The few years that followed were not great, my mum tried to get through to me (cheers mum) and most of my other family just didn't understand what was wrong with me. There was no one I could relate to and the doctors were out of their depth, so there seemed to be only one clear answer: boarding School in the UK. The idea behind this was that I would have access to the NHS and wouldn't have to pay for my meds.

Now during this time I wasn't well, I was the same person on the outside, but inside I wasn't great. The weight I had gained was still pretty obvious, my diet wasn't brilliant and I felt like an outsider in a bubble of public school English kids. I'm glad it's behind me.

Whether this state of denial had become a part of my life then or whether I just didn't want to talk about it, I'm not sure. All I know is that at that point, as far as I was concerned my liver disease didn't exist apart from bi-annual trips to see the consultant. Anyway I suddenly found myself at uni, with a bunch of people I didn't know and no way to bond except guessed it - alcohol! I'll admit it I was totally and completely insecure about my illness and how people would look at me if I didn't drink, so I drank and didn't tell anyone about it, I did everything I could to fit in and make friends. And I'm sorry but if any of you are judging me right now - don't you dare, as unless you went through exactly the same thing you have no right. It was only in my third year of uni that I actually started thinking about the long term effects of the diet and lifestyle I had, but even then I pushed it to the back of my mind thinking "I've been fine until now I'll be fine forever".

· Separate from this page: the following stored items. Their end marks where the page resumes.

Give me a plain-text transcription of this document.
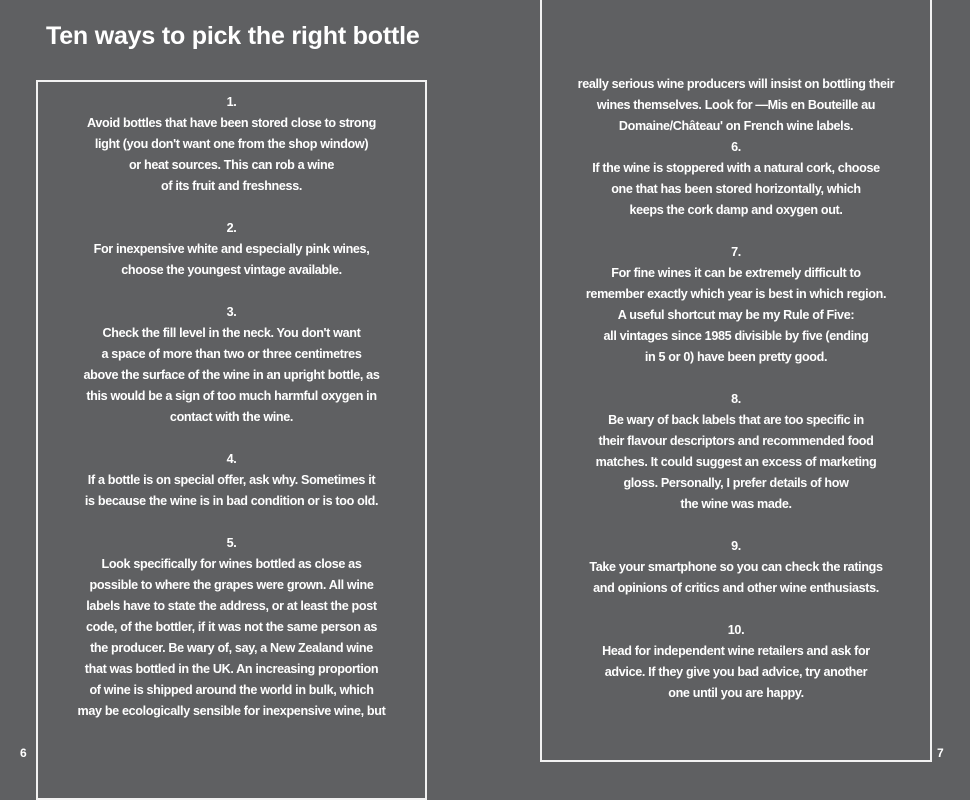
Ten ways to pick the right bottle
1.
Avoid bottles that have been stored close to strong
light (you don't want one from the shop window)
or heat sources. This can rob a wine
of its fruit and freshness.
2.
For inexpensive white and especially pink wines,
choose the youngest vintage available.
3.
Check the fill level in the neck. You don't want
a space of more than two or three centimetres
above the surface of the wine in an upright bottle, as
this would be a sign of too much harmful oxygen in
contact with the wine.
4.
If a bottle is on special offer, ask why. Sometimes it
is because the wine is in bad condition or is too old.
5.
Look specifically for wines bottled as close as
possible to where the grapes were grown. All wine
labels have to state the address, or at least the post
code, of the bottler, if it was not the same person as
the producer. Be wary of, say, a New Zealand wine
that was bottled in the UK. An increasing proportion
of wine is shipped around the world in bulk, which
may be ecologically sensible for inexpensive wine, but
really serious wine producers will insist on bottling their
wines themselves. Look for —Mis en Bouteille au
Domaine/Château' on French wine labels.
6.
If the wine is stoppered with a natural cork, choose
one that has been stored horizontally, which
keeps the cork damp and oxygen out.
7.
For fine wines it can be extremely difficult to
remember exactly which year is best in which region.
A useful shortcut may be my Rule of Five:
all vintages since 1985 divisible by five (ending
in 5 or 0) have been pretty good.
8.
Be wary of back labels that are too specific in
their flavour descriptors and recommended food
matches. It could suggest an excess of marketing
gloss. Personally, I prefer details of how
the wine was made.
9.
Take your smartphone so you can check the ratings
and opinions of critics and other wine enthusiasts.
10.
Head for independent wine retailers and ask for
advice. If they give you bad advice, try another
one until you are happy.
6	7
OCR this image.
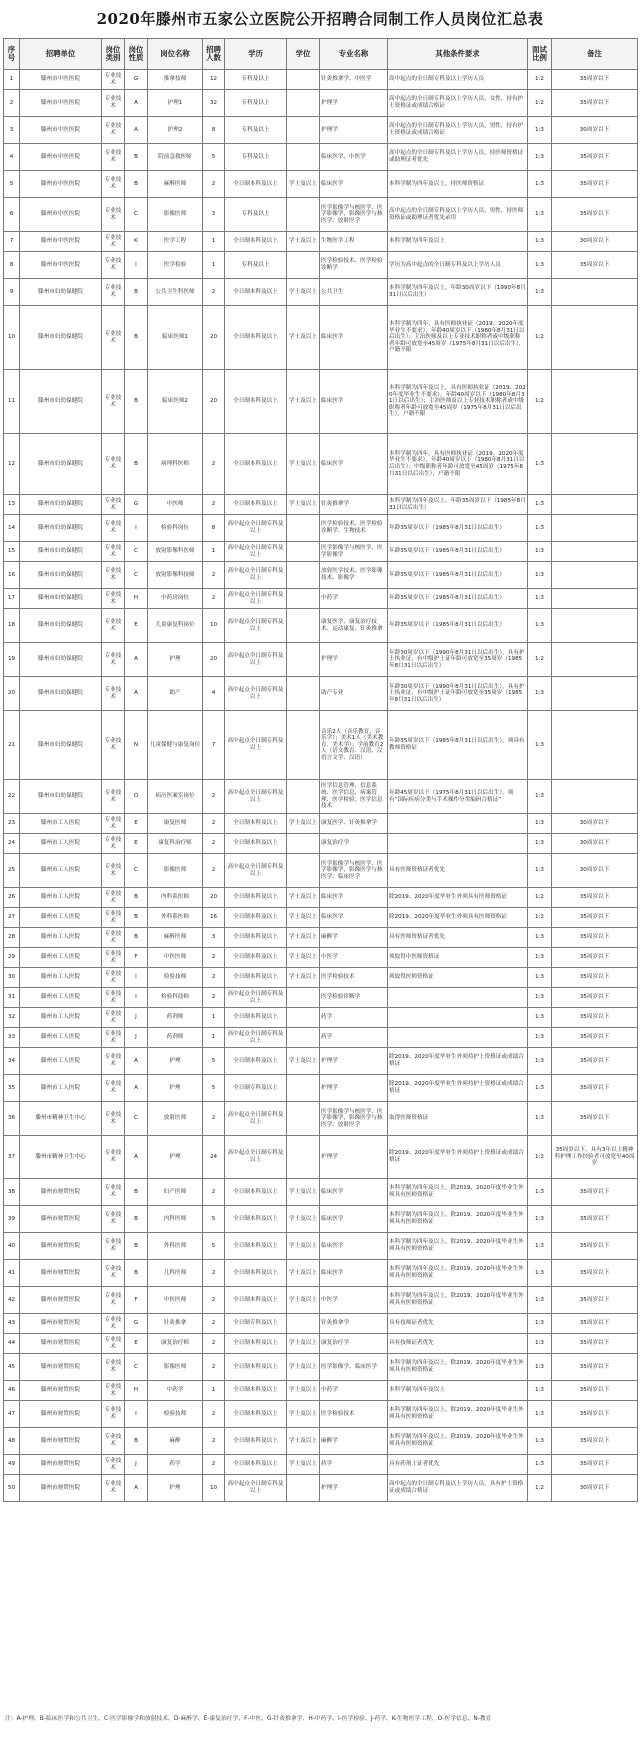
2020年滕州市五家公立医院公开招聘合同制工作人员岗位汇总表
序号	招聘单位	岗位类别	岗位性质	岗位名称	招聘人数	学历	学位	专业名称	其他条件要求	面试比例	备注
1	滕州市中医医院	专业技术	G	推拿技师	12	专科及以上		针灸推拿学、中医学	高中起点的全日制专科及以上学历人员	1:2	35周岁以下
2	滕州市中医医院	专业技术	A	护理1	32	专科及以上		护理学	高中起点的全日制专科及以上学历人员，女性，持有护士资格证或成绩合格证	1:2	35周岁以下
3	滕州市中医医院	专业技术	A	护理2	8	专科及以上		护理学	高中起点的全日制专科及以上学历人员，男性，持有护士资格证或成绩合格证	1:3	30周岁以下
4	滕州市中医医院	专业技术	B	院前急救医师	5	专科及以上		临床医学、中医学	高中起点的全日制专科及以上学历人员，持医师资格证或助理证者优先	1:3	35周岁以下
5	滕州市中医医院	专业技术	B	麻醉医师	2	全日制本科及以上	学士及以上	临床医学	本科学制为四年及以上，持医师资格证	1:3	35周岁以下
6	滕州市中医医院	专业技术	C	影像医师	3	专科及以上		医学影像学与核医学、医学影像学、影像医学与核医学、放射医学	高中起点的全日制专科及以上学历人员，男性，持医师资格证或助理证者优先录用	1:3	35周岁以下
7	滕州市中医医院	专业技术	K	医学工程	1	全日制本科及以上	学士及以上	生物医学工程	本科学制为四年及以上	1:3	30周岁以下
8	滕州市中医医院	专业技术	I	医学检验	1	专科及以上		医学检验技术、医学检验诊断学	学历为高中起点的全日制专科及以上学历人员	1:3	35周岁以下
9	滕州市妇幼保健院	专业技术	B	公共卫生科医师	2	全日制本科及以上	学士及以上	公共卫生	本科学制为四年及以上，年龄30周岁以下（1990年8月31日以后出生）	1:3	
10	滕州市妇幼保健院	专业技术	B	临床医师1	20	全日制本科及以上	学士及以上	临床医学	本科学制为四年，具有医师执业证（2019、2020年度毕业生不要求），年龄40周岁以下（1980年8月31日以后出生）；主治医师及以上专业技术职称者或中级职称者年龄可放宽至45周岁（1975年8月31日以后出生），户籍不限	1:2	
11	滕州市妇幼保健院	专业技术	B	临床医师2	20	全日制本科及以上	学士及以上	临床医学	本科学制为四年及以上，具有医师执业证（2019、2020年度毕业生不要求），年龄40周岁以下（1980年8月31日以后出生）；主治医师及以上专业技术职称者或中级职称者年龄可放宽至45周岁（1975年8月31日以后出生），户籍不限	1:2	
12	滕州市妇幼保健院	专业技术	B	病理科医师	2	全日制本科及以上	学士及以上	临床医学	本科学制为四年，具有医师执业证（2019、2020年度毕业生不要求），年龄40周岁以下（1980年8月31日以后出生）；中级职称者年龄可放宽至45周岁（1975年8月31日以后出生），户籍不限	1:3	
13	滕州市妇幼保健院	专业技术	G	中医师	2	全日制本科及以上	学士及以上	针灸推拿学	本科学制为四年及以上，年龄35周岁以下（1985年8月31日以后出生）	1:3	
14	滕州市妇幼保健院	专业技术	I	检验科岗位	8	高中起点全日制专科及以上		医学检验技术、医学检验诊断学、生物技术	年龄35周岁以下（1985年8月31日以后出生）	1:3	
15	滕州市妇幼保健院	专业技术	C	放射影像科医师	1	高中起点全日制专科及以上		医学影像学与核医学、医学影像学	年龄35周岁以下（1985年8月31日以后出生）	1:3	
16	滕州市妇幼保健院	专业技术	C	放射影像科技师	2	高中起点全日制专科及以上		放射医学技术、医学影像技术、影像学	年龄35周岁以下（1985年8月31日以后出生）	1:3	
17	滕州市妇幼保健院	专业技术	H	中药房岗位	2	高中起点全日制专科及以上		中药学	年龄35周岁以下（1985年8月31日以后出生）	1:3	
18	滕州市妇幼保健院	专业技术	E	儿童康复科岗位	10	高中起点全日制专科及以上		康复医学、康复治疗技术、运动康复、针灸推拿	年龄35周岁以下（1985年8月31日以后出生）	1:3	
19	滕州市妇幼保健院	专业技术	A	护理	20	高中起点全日制专科及以上		护理学	年龄30周岁以下（1990年8月31日以后出生），具有护士执业证，有中级护士证年龄可放宽至35周岁（1985年8月31日以后出生）	1:2	
20	滕州市妇幼保健院	专业技术	A	助产	4	高中起点全日制专科及以上		助产专业	年龄30周岁以下（1990年8月31日以后出生），具有护士执业证，有中级护士证年龄可放宽至35周岁（1985年8月31日以后出生）	1:3	
21	滕州市妇幼保健院	专业技术	N	儿童保健与康复岗位	7	高中起点全日制专科及以上		音乐2人（音乐教育、音乐学）；美术1人（美术教育、美术学）；学前教育2人（语文教育、汉语、汉语言文学、汉语）	年龄35周岁以下（1985年8月31日以后出生），须具有教师资格证	1:3	
22	滕州市妇幼保健院	专业技术	O	病历医案室岗位	2	高中起点全日制专科及以上		医学信息管理、信息系统、医学信息、病案管理、医学检验、医学信息技术	年龄45周岁以下（1975年8月31日以后出生），须有“国际疾病分类与手术操作分类编码合格证”	1:3	
23	滕州市工人医院	专业技术	E	康复医师	2	全日制本科及以上	学士及以上	康复医学、针灸推拿学		1:3	30周岁以下
24	滕州市工人医院	专业技术	E	康复科治疗师	2	全日制本科及以上		康复治疗学		1:3	30周岁以下
25	滕州市工人医院	专业技术	C	影像医师	2	高中起点全日制专科及以上		医学影像学与核医学、医学影像学、影像医学与核医学、临床医学	具有医师资格证者优先	1:3	30周岁以下
26	滕州市工人医院	专业技术	B	内科系医师	20	全日制本科及以上	学士及以上	临床医学	除2019、2020年度毕业生外须具有医师资格证	1:2	35周岁以下
27	滕州市工人医院	专业技术	B	外科系医师	16	全日制本科及以上	学士及以上	临床医学	除2019、2020年度毕业生外须具有医师资格证	1:2	35周岁以下
28	滕州市工人医院	专业技术	B	麻醉医师	3	全日制本科及以上	学士及以上	麻醉学	具有医师资格证者优先	1:3	35周岁以下
29	滕州市工人医院	专业技术	F	中医医师	2	全日制本科及以上	学士及以上	中医学	须取得中医师资格证	1:3	35周岁以下
30	滕州市工人医院	专业技术	I	检验技师	2	全日制本科及以上	学士及以上	医学检验技术	须取得医师资格证	1:3	35周岁以下
31	滕州市工人医院	专业技术	I	检验科技师	2	高中起点全日制专科及以上		医学检验诊断学		1:3	35周岁以下
32	滕州市工人医院	专业技术	J	药剂师	1	全日制本科及以上		药学		1:3	35周岁以下
33	滕州市工人医院	专业技术	J	药剂师	1	高中起点全日制专科及以上		药学		1:3	35周岁以下
34	滕州市工人医院	专业技术	A	护理	5	全日制本科及以上	学士及以上	护理学	除2019、2020年度毕业生外须持护士资格证或成绩合格证	1:3	35周岁以下
35	滕州市工人医院	专业技术	A	护理	5	全日制专科及以上		护理学	除2019、2020年度毕业生外须持护士资格证或成绩合格证	1:3	35周岁以下
36	滕州市精神卫生中心	专业技术	C	放射医师	2	高中起点全日制专科及以上		医学影像学与核医学、医学影像学、影像医学与核医学、放射医学	取得医师资格证	1:3	35周岁以下
37	滕州市精神卫生中心	专业技术	A	护理	24	高中起点全日制专科及以上		护理学	除2019、2020年度毕业生外须持护士资格证或成绩合格证	1:2	35周岁以下，具有3年以上精神科护理工作经验者可放宽至40周岁
38	滕州市财贸医院	专业技术	B	妇产医师	2	全日制本科及以上	学士及以上	临床医学	本科学制为四年及以上，除2019、2020年度毕业生外须具有医师资格证	1:3	35周岁以下
39	滕州市财贸医院	专业技术	B	内科医师	5	全日制本科及以上	学士及以上	临床医学	本科学制为四年及以上，除2019、2020年度毕业生外须具有医师资格证	1:3	35周岁以下
40	滕州市财贸医院	专业技术	B	外科医师	5	全日制本科及以上	学士及以上	临床医学	本科学制为四年及以上，除2019、2020年度毕业生外须具有医师资格证	1:3	35周岁以下
41	滕州市财贸医院	专业技术	B	儿科医师	2	全日制本科及以上	学士及以上	临床医学	本科学制为四年及以上，除2019、2020年度毕业生外须具有医师资格证	1:3	35周岁以下
42	滕州市财贸医院	专业技术	F	中医医师	2	全日制本科及以上	学士及以上	中医学	本科学制为四年及以上，除2019、2020年度毕业生外须具有医师资格证	1:3	35周岁以下
43	滕州市财贸医院	专业技术	G	针灸推拿	2	全日制专科及以上		针灸推拿学	具有技师证者优先	1:3	35周岁以下
44	滕州市财贸医院	专业技术	E	康复治疗师	2	全日制本科及以上	学士及以上	康复治疗学	具有技师证者优先	1:3	35周岁以下
45	滕州市财贸医院	专业技术	C	影像医师	2	全日制本科及以上	学士及以上	医学影像学、临床医学	本科学制为四年及以上，除2019、2020年度毕业生外须具有医师资格证	1:3	35周岁以下
46	滕州市财贸医院	专业技术	H	中药学	1	全日制本科及以上	学士及以上	中药学	本科学制为四年及以上	1:3	35周岁以下
47	滕州市财贸医院	专业技术	I	检验技师	2	全日制本科及以上	学士及以上	医学检验技术	本科学制为四年及以上，除2019、2020年度毕业生外须具有医师资格证	1:3	35周岁以下
48	滕州市财贸医院	专业技术	B	麻醉	2	全日制本科及以上	学士及以上	麻醉学	本科学制为四年及以上，除2019、2020年度毕业生外须具有医师资格证	1:3	35周岁以下
49	滕州市财贸医院	专业技术	J	药学	2	全日制本科及以上	学士及以上	药学	具有药剂士证者优先	1:3	35周岁以下
50	滕州市财贸医院	专业技术	A	护理	10	高中起点全日制专科及以上		护理学	高中起点的全日制专科及以上学历人员，具有护士资格证或成绩合格证	1:2	30周岁以下
注：A-护理、B-临床医学和公共卫生、C-医学影像学和放射技术、D-麻醉学、E-康复治疗学、F-中医、G-针灸推拿学、H-中药学、I-医学检验、J-药学、K-生物医学工程、O-医学信息、N-教育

And then I got ill. Seriously ill. Everything in my life seemed to be going ok, I had moved to London, got a job which paid me well, made new friends and started seeing a new boy. But the job was stressful, too stressful, I wasn't sleeping at all, I was still having the occasional drink and then the inevitable happened I collapsed and got rushed to hospital. Years of me not listening to my body and trying to live as normally as possible had taken their toll and complications caused by PSC took over. 

I'm writing this almost exactly a year on from that incident; and in that time everything has changed. Soon after my collapse my sister, took upon herself to help me accept my disease, and help me realise there is no point in helping my liver get to the point of a transplant, you may only get one liver and that's the one you're born with (This really makes me sound like an alcoholic - I'm not at all, I would like to note that the amount I drank was exactly the same if not slightly less than an average university student and young graduate, the difference is I shouldn't have been drinking anything). I haven't had an alcoholic drink in 10 months now and strangely don't miss it. I still don't talk openly about it though and if people ask me why I'm not drinking I say I'm on a health kick, as its sooo much easier than having to explain. I'm pretty healthy now, I've lost all the weight I gained, run two half marathons despite my constant tiredness (and will be running one next year for PSC support) and am about to abseil down a building to raise funds for my hospital.

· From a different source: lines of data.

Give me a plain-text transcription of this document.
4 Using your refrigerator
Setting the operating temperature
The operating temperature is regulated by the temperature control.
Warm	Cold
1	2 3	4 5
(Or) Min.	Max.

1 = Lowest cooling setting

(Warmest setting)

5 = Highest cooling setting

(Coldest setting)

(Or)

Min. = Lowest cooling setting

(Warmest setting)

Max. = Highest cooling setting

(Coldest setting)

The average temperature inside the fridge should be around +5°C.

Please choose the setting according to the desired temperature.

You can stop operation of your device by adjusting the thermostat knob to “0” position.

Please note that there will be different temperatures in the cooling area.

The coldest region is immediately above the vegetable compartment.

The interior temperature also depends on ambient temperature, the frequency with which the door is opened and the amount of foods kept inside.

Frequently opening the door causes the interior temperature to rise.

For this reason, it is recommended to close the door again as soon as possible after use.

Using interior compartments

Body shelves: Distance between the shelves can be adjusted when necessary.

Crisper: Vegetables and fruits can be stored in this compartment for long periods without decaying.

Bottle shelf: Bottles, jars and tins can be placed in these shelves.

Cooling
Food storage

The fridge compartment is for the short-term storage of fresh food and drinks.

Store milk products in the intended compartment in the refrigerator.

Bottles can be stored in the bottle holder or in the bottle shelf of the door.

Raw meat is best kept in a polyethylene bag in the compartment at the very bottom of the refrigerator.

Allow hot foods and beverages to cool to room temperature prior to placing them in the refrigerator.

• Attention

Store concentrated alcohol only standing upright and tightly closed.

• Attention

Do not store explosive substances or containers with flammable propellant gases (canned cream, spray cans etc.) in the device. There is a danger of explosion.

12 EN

I still have the whole "wow you look so well" every time I see an old family friend or extended family member, but instead of me grimacing, now I know they actually mean it. I may well get ill again, I may well need a liver transplant in the future who knows, but that's kind of the reason I wrote this: no one, not even the top liver specialists know much about this rare disease. So at least those of you who read this will have a bit more if an idea of what PSC is and I will have at least done my bit to raise awareness.

So there you go, I have laid myself bare for you guys. It took me 9 years to admit that I needed support and it's taken me a long time to have the courage to write this because in essence this is my vulnerability, it means that certain things in my life need to change. But hey, life would be too boring if you never changed!